With the six-episode X-Files revival upon us, an old division has resurfaced, the one between those who prefer episodes dealing with the show’s overarching mythology, and those who primarily enjoy the monster-of-the-week episodes. To shed further light on these factions, Uproxx writers Jamie Frevele and Andrew Husband discuss the merits of both.
Andrew: Many fans of The X-Files like the mythology and monster-of-the-week episodes equally, but I’ve always preferred the former. It’s not that I dislike one-offs like “Squeeze” or “X-Cops,” but I guess I’m way too fascinated with Chris Carter’s fictionalized alien conspiracies and little green men.
Jamie: I definitely acknowledge that the ongoing stories about Scully and Mulder give the characters depth and take us into more intimate, emotional territory. But I love the “monsters of the week” — “Home,” for starters. They get to head into really creepy territory and tell a unique — or classic — story. We could be watching an urban legend come to life, or something truly original.
Andrew: Sure, but did you ever get the impression that one-off episodes like “The Jersey Devil” were just a bit too far removed from the central arc of the show? I always felt like they were more of a distraction than an addition to the central story of the series. Maybe they added to Mulder and Scully’s character development, but at what cost to the former’s search for his sister, the conspiracy and so on?
Jamie: Eh, if we had never known about Mulder’s sister, I would have been fine with that. I’m kidding. That was, yes, a very intriguing part of the series. But I think what happens with serialized plots like that is that they become so convoluted and complicated that it loses people. I specifically remember towards the end of the series, around the time Mulder left, that I couldn’t keep track of what was happening when I missed a week. You know, back in ye olden tymes of having to record a show on a VHS tape and watch it in between reports, drama rehearsals, fan-fiction writing, etc. Otherwise you missed that episode until summer reruns.
Andrew: That’s a good point, especially with so much new television being about binge-watching — whether it’s all of Jessica Jones being dumped on Netflix at once, or the first season of Angie Tribeca airing on TBS in a single day. The X-Files stems from an older era of television in which viewers — be it the hardcore fans or semi-regular watchers — weren’t always able to follow along every week. Then again, this begs the question: Does the mythology become too much to keep up with when we try to bingewatch it today, or was it manageable when it originally aired week-to-week?

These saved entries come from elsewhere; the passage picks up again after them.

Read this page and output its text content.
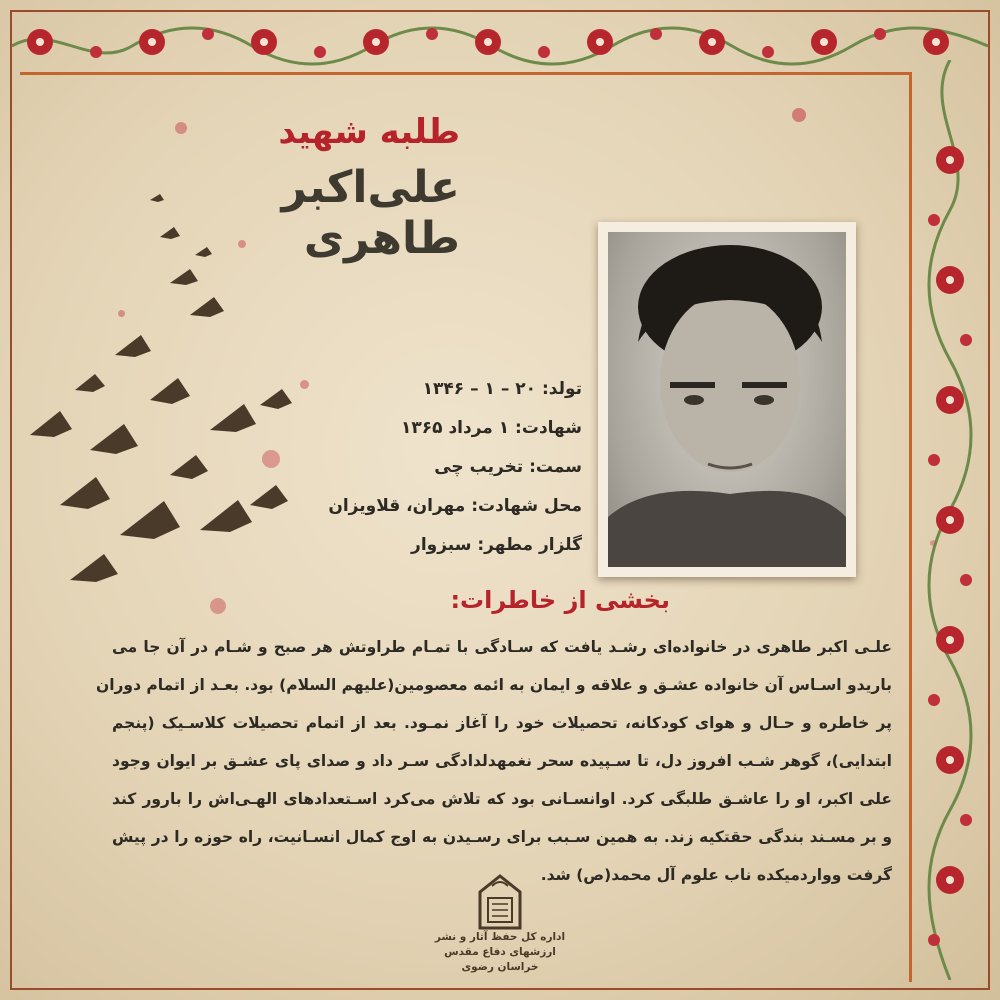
طلبه شهید
علی‌اکبر طاهری
تولد: ۲۰ – ۱ – ۱۳۴۶
شهادت: ۱ مرداد ۱۳۶۵
سمت: تخریب چی
محل شهادت: مهران، قلاویزان
گلزار مطهر: سبزوار
بخشی از خاطرات:
علـی اکبر طاهری در خانواده‌ای رشـد یافت که سـادگی با تمـام طراوتش هر صبح و شـام در آن جا می
باریدو اسـاس آن خانواده عشـق و علاقه و ایمان به ائمه معصومین(علیهم السلام) بود. بعـد از اتمام دوران
پر خاطره و حـال و هوای کودکانه، تحصیلات خود را آغاز نمـود. بعد از اتمام تحصیلات کلاسـیک (پنجم
ابتدایی)، گوهر شـب افروز دل، تا سـپیده سحر نغمهدلدادگی سـر داد و صدای پای عشـق بر ایوان وجود
علی اکبر، او را عاشـق طلبگی کرد. اوانسـانی بود که تلاش می‌کرد اسـتعدادهای الهـی‌اش را بارور کند
و بر مسـند بندگی حقتکیه زند. به همین سـبب برای رسـیدن به اوج کمال انسـانیت، راه حوزه را در پیش
گرفت وواردمیکده ناب علوم آل محمد(ص) شد.
اداره کل حفظ آثار و نشر
ارزشهای دفاع مقدس
خراسان رضوی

Jamie: I definitely think I’d be singing a different tune if I was binge-watching today. A great example is Lost, which had ridiculous mythology involved, but makes for a fantastic bingewatch. You didn’t have to wait or commit anything to memory — it was all happening right when you needed it to. I think the same thing would happen with The X-Files today, and we would be treated to a really interesting story. But I will still stand by the one-off episodes. Plus, those episodes let Scully and Mulder lighten up a bit. Like the episode told from a witness’ perspective: “Her hair was red… a little too red.” That episode has stood out for me since I watched it on the air.
Andrew: You’re talking about “Jose Chung’s ‘From Outer Space,'” which is totally unfair because it’s a fantastic episode, one of the best episodes ever written for the series. Besides, where else will we ever see Jesse Ventura and Alex Trebek partnered together as nefarious men in black? But, I digress… standalone episodes like “Jose Chung’s” really do add a significant amount of panache to The X-Files.